Abstract EN:

The study of extremely low frequency electromagnetic wave propagation in the ionospheric cavities of celestial bodies in the Solar System follows an approach similar to that developed for Earth. It contributes to the characterization of the atmospheric electric circuit and associated energy sources, and to the identification of the inner and outer cavity boundaries. A wave propagation finite element model is developed and applied to all planets and satellites surrounded by an atmosphere, with the aim of studying, in particular, the Schumann resonance phenomenon. The input parameters of the model are: (a) the geometry of the cavity, (b) the ionized atmosphere characteristics, (c) the neutral atmosphere refractivity and (d) the top subsurface complex permittivity. The simulation yields the eigenfrequency and Qfactors of the resonance and the distribution of the electric field in the cavity. The cavities of Venus and Titan are studied in more detail. The former is highly asymmetric and a significant splitting of the eigenfrequency is predicted. The latter has been explored by the Huygens Probe and, additionally, the low conductivity of Titan’s soil opens the door to subsurface investigations. The validity of a model of Titan’s cavity is scrutinized against the in situ measurements performed by the Permittivity, Waves and Altimetry (PWA) analyzer, onboard the Huygens Probe. The PWA instrument measured the ion and electron conductivity profiles using the Mutual Impedance (MI) and relaxation technique, and identified a conductive layer at an altitude of about 60 km; the relative permittivity and conductivity of the surface measured by the MI probe at the landing site are ~2 and ~10-10-10-9 Sm-1, respectively. No evidence of any lightning event or thunder clapping was found; but strong electric signal at around 36 Hz was observed throughout the descent. This narrow band emission is probably not an artefact. Modelling the cavity with an appropriate set of input parameters indicates that this signal is possibly a natural resonance of the cavity.

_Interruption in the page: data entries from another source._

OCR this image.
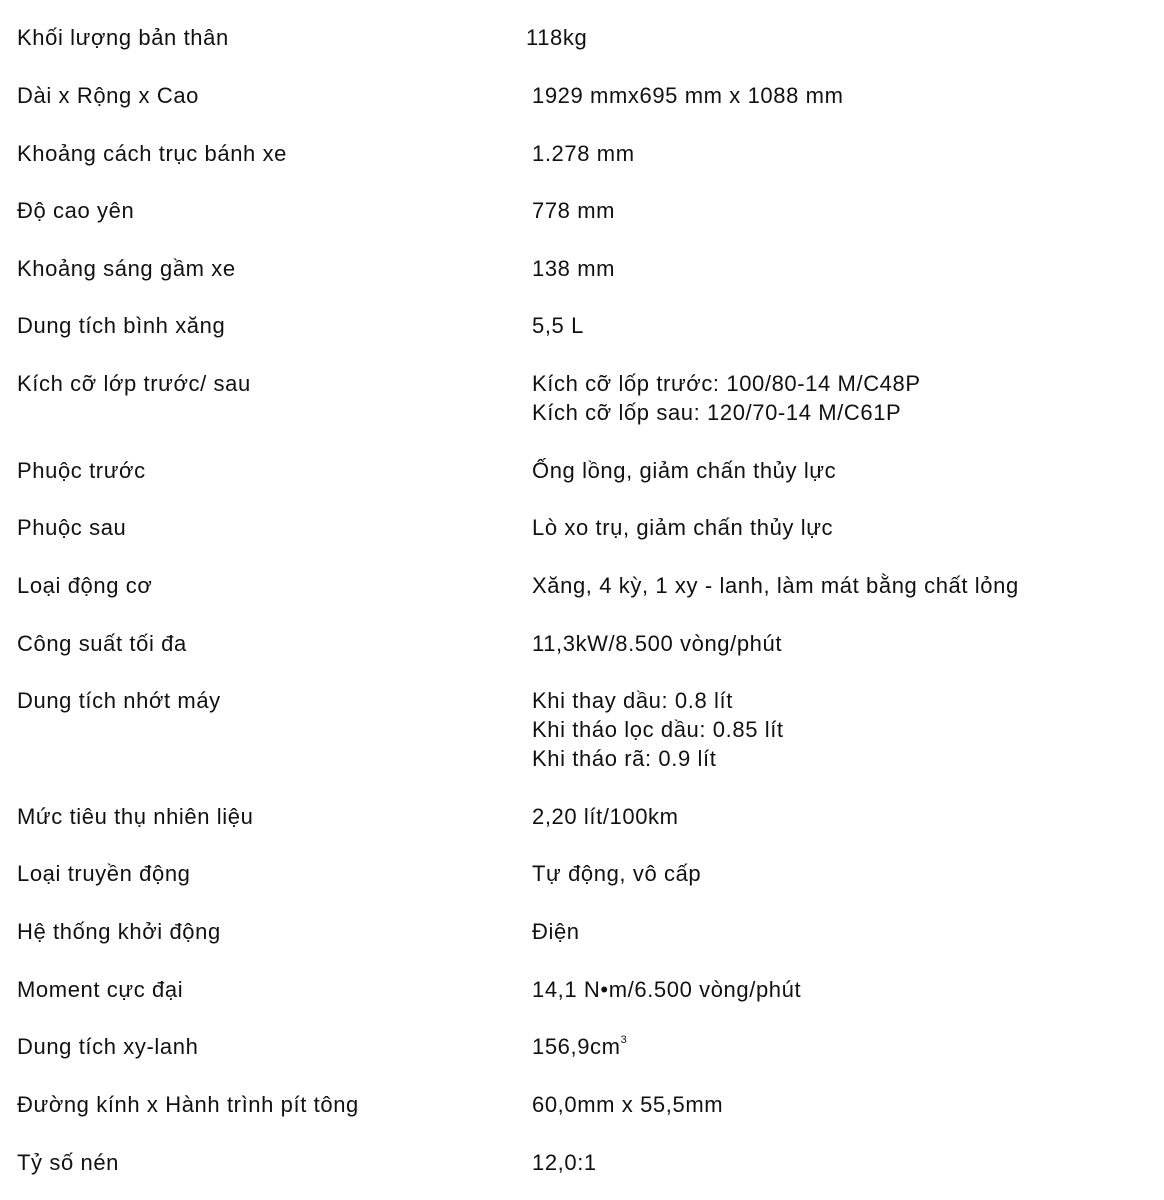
Khối lượng bản thân	118kg
Dài x Rộng x Cao	1929 mmx695 mm x 1088 mm
Khoảng cách trục bánh xe	1.278 mm
Độ cao yên	778 mm
Khoảng sáng gầm xe	138 mm
Dung tích bình xăng	5,5 L
Kích cỡ lớp trước/ sau	Kích cỡ lốp trước: 100/80-14 M/C48P
Kích cỡ lốp sau: 120/70-14 M/C61P
Phuộc trước	Ống lồng, giảm chấn thủy lực
Phuộc sau	Lò xo trụ, giảm chấn thủy lực
Loại động cơ	Xăng, 4 kỳ, 1 xy - lanh, làm mát bằng chất lỏng
Công suất tối đa	11,3kW/8.500 vòng/phút
Dung tích nhớt máy	Khi thay dầu: 0.8 lít
Khi tháo lọc dầu: 0.85 lít
Khi tháo rã: 0.9 lít
Mức tiêu thụ nhiên liệu	2,20 lít/100km
Loại truyền động	Tự động, vô cấp
Hệ thống khởi động	Điện
Moment cực đại	14,1 N•m/6.500 vòng/phút
Dung tích xy-lanh	$156,9cm^3$
Đường kính x Hành trình pít tông	60,0mm x 55,5mm
Tỷ số nén	12,0:1
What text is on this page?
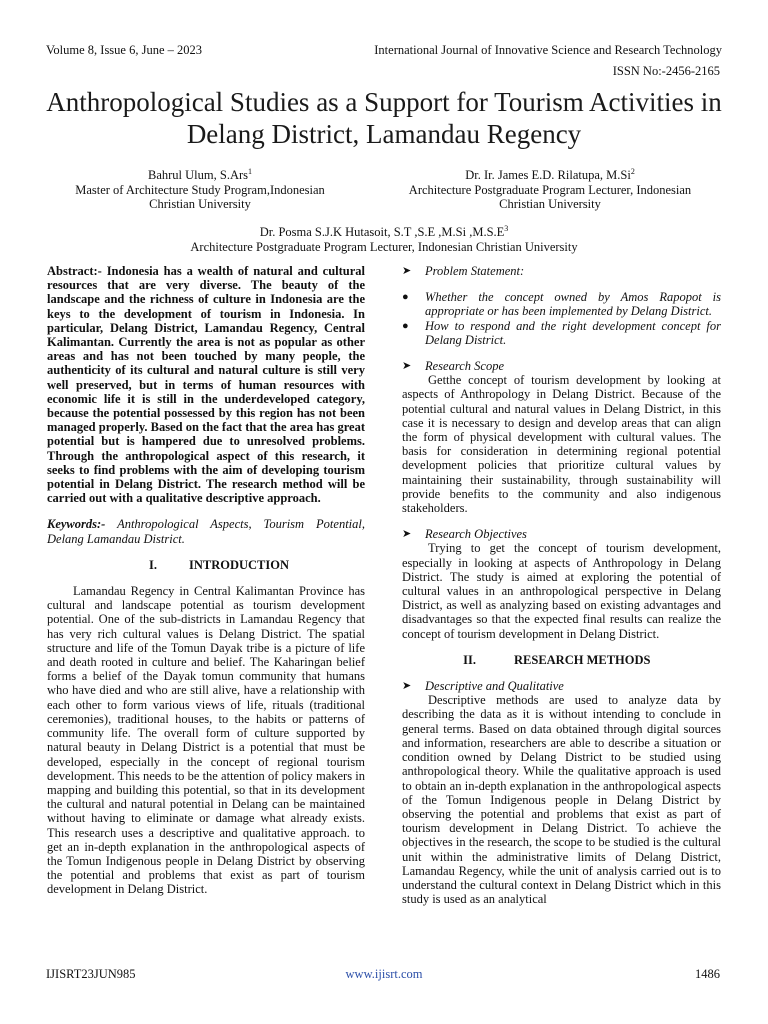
Volume 8, Issue 6, June – 2023	International Journal of Innovative Science and Research Technology
ISSN No:-2456-2165
Anthropological Studies as a Support for Tourism Activities in Delang District, Lamandau Regency
Bahrul Ulum, S.Ars$^1$
Master of Architecture Study Program,Indonesian
Christian University
Dr. Ir. James E.D. Rilatupa, M.Si$^2$
Architecture Postgraduate Program Lecturer, Indonesian
Christian University
Dr. Posma S.J.K Hutasoit, S.T ,S.E ,M.Si $,M.S.E^3$
Architecture Postgraduate Program Lecturer, Indonesian Christian University

Abstract:- Indonesia has a wealth of natural and cultural resources that are very diverse. The beauty of the landscape and the richness of culture in Indonesia are the keys to the development of tourism in Indonesia. In particular, Delang District, Lamandau Regency, Central Kalimantan. Currently the area is not as popular as other areas and has not been touched by many people, the authenticity of its cultural and natural culture is still very well preserved, but in terms of human resources with economic life it is still in the underdeveloped category, because the potential possessed by this region has not been managed properly. Based on the fact that the area has great potential but is hampered due to unresolved problems. Through the anthropological aspect of this research, it seeks to find problems with the aim of developing tourism potential in Delang District. The research method will be carried out with a qualitative descriptive approach.

Keywords:- Anthropological Aspects, Tourism Potential, Delang Lamandau District.

I.	INTRODUCTION

Lamandau Regency in Central Kalimantan Province has cultural and landscape potential as tourism development potential. One of the sub-districts in Lamandau Regency that has very rich cultural values is Delang District. The spatial structure and life of the Tomun Dayak tribe is a picture of life and death rooted in culture and belief. The Kaharingan belief forms a belief of the Dayak tomun community that humans who have died and who are still alive, have a relationship with each other to form various views of life, rituals (traditional ceremonies), traditional houses, to the habits or patterns of community life. The overall form of culture supported by natural beauty in Delang District is a potential that must be developed, especially in the concept of regional tourism development. This needs to be the attention of policy makers in mapping and building this potential, so that in its development the cultural and natural potential in Delang can be maintained without having to eliminate or damage what already exists. This research uses a descriptive and qualitative approach. to get an in-depth explanation in the anthropological aspects of the Tomun Indigenous people in Delang District by observing the potential and problems that exist as part of tourism development in Delang District.

➤	Problem Statement:
●	Whether the concept owned by Amos Rapopot is appropriate or has been implemented by Delang District.
●	How to respond and the right development concept for Delang District.
➤	Research Scope

Getthe concept of tourism development by looking at aspects of Anthropology in Delang District. Because of the potential cultural and natural values in Delang District, in this case it is necessary to design and develop areas that can align the form of physical development with cultural values. The basis for consideration in determining regional potential development policies that prioritize cultural values by maintaining their sustainability, through sustainability will provide benefits to the community and also indigenous stakeholders.

➤	Research Objectives

Trying to get the concept of tourism development, especially in looking at aspects of Anthropology in Delang District. The study is aimed at exploring the potential of cultural values in an anthropological perspective in Delang District, as well as analyzing based on existing advantages and disadvantages so that the expected final results can realize the concept of tourism development in Delang District.

II.	RESEARCH METHODS
➤	Descriptive and Qualitative

Descriptive methods are used to analyze data by describing the data as it is without intending to conclude in general terms. Based on data obtained through digital sources and information, researchers are able to describe a situation or condition owned by Delang District to be studied using anthropological theory. While the qualitative approach is used to obtain an in-depth explanation in the anthropological aspects of the Tomun Indigenous people in Delang District by observing the potential and problems that exist as part of tourism development in Delang District. To achieve the objectives in the research, the scope to be studied is the cultural unit within the administrative limits of Delang District, Lamandau Regency, while the unit of analysis carried out is to understand the cultural context in Delang District which in this study is used as an analytical

IJISRT23JUN985	www.ijisrt.com	1486
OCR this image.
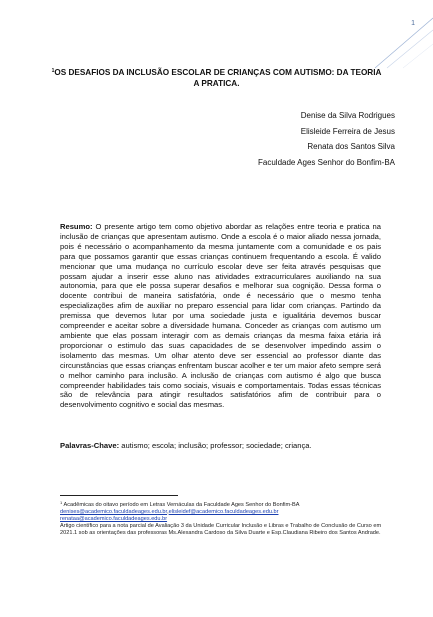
1
$^1$OS DESAFIOS DA INCLUSÃO ESCOLAR DE CRIANÇAS COM AUTISMO: DA TEORIA A PRATICA.
Denise da Silva Rodrigues
Elisleide Ferreira de Jesus
Renata dos Santos Silva
Faculdade Ages Senhor do Bonfim-BA
Resumo: O presente artigo tem como objetivo abordar as relações entre teoria e pratica na inclusão de crianças que apresentam autismo. Onde a escola é o maior aliado nessa jornada, pois é necessário o acompanhamento da mesma juntamente com a comunidade e os pais para que possamos garantir que essas crianças continuem frequentando a escola. É valido mencionar que uma mudança no currículo escolar deve ser feita através pesquisas que possam ajudar a inserir esse aluno nas atividades extracurriculares auxiliando na sua autonomia, para que ele possa superar desafios e melhorar sua cognição. Dessa forma o docente contribui de maneira satisfatória, onde é necessário que o mesmo tenha especializações afim de auxiliar no preparo essencial para lidar com crianças. Partindo da premissa que devemos lutar por uma sociedade justa e igualitária devemos buscar compreender e aceitar sobre a diversidade humana. Conceder as crianças com autismo um ambiente que elas possam interagir com as demais crianças da mesma faixa etária irá proporcionar o estimulo das suas capacidades de se desenvolver impedindo assim o isolamento das mesmas. Um olhar atento deve ser essencial ao professor diante das circunstâncias que essas crianças enfrentam buscar acolher e ter um maior afeto sempre será o melhor caminho para inclusão. A inclusão de crianças com autismo é algo que busca compreender habilidades tais como sociais, visuais e comportamentais. Todas essas técnicas são de relevância para atingir resultados satisfatórios afim de contribuir para o desenvolvimento cognitivo e social das mesmas.
Palavras-Chave: autismo; escola; inclusão; professor; sociedade; criança.
$^1$ Acadêmicas do oitavo período em Letras Vernáculas da Faculdade Ages Senhor do Bonfim-BA
denises@academico.faculdadeages.edu.br,elisleidef@academico.faculdadeages.edu.br
renataa@academico.faculdadeages.edu.br
Artigo científico para a nota parcial de Avaliação 3 da Unidade Curricular Inclusão e Libras e Trabalho de Conclusão de Curso em 2021.1 sob as orientações das professoras Ms.Alexandra Cardoso da Silva Duarte e Esp.Claudiana Ribeiro dos Santos Andrade.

The acquired experience is then applied to the design of novel electrical probes, ARES and SP2, to study the atmosphere and the ground of the planet Mars, in the forthcoming ExoMars mission, and of other celestial bodies in future space missions. It is proposed to take advantage of the polar characteristics of the water molecule and to apply the MI technique to the detection of subsurface ice in the Martian regolith.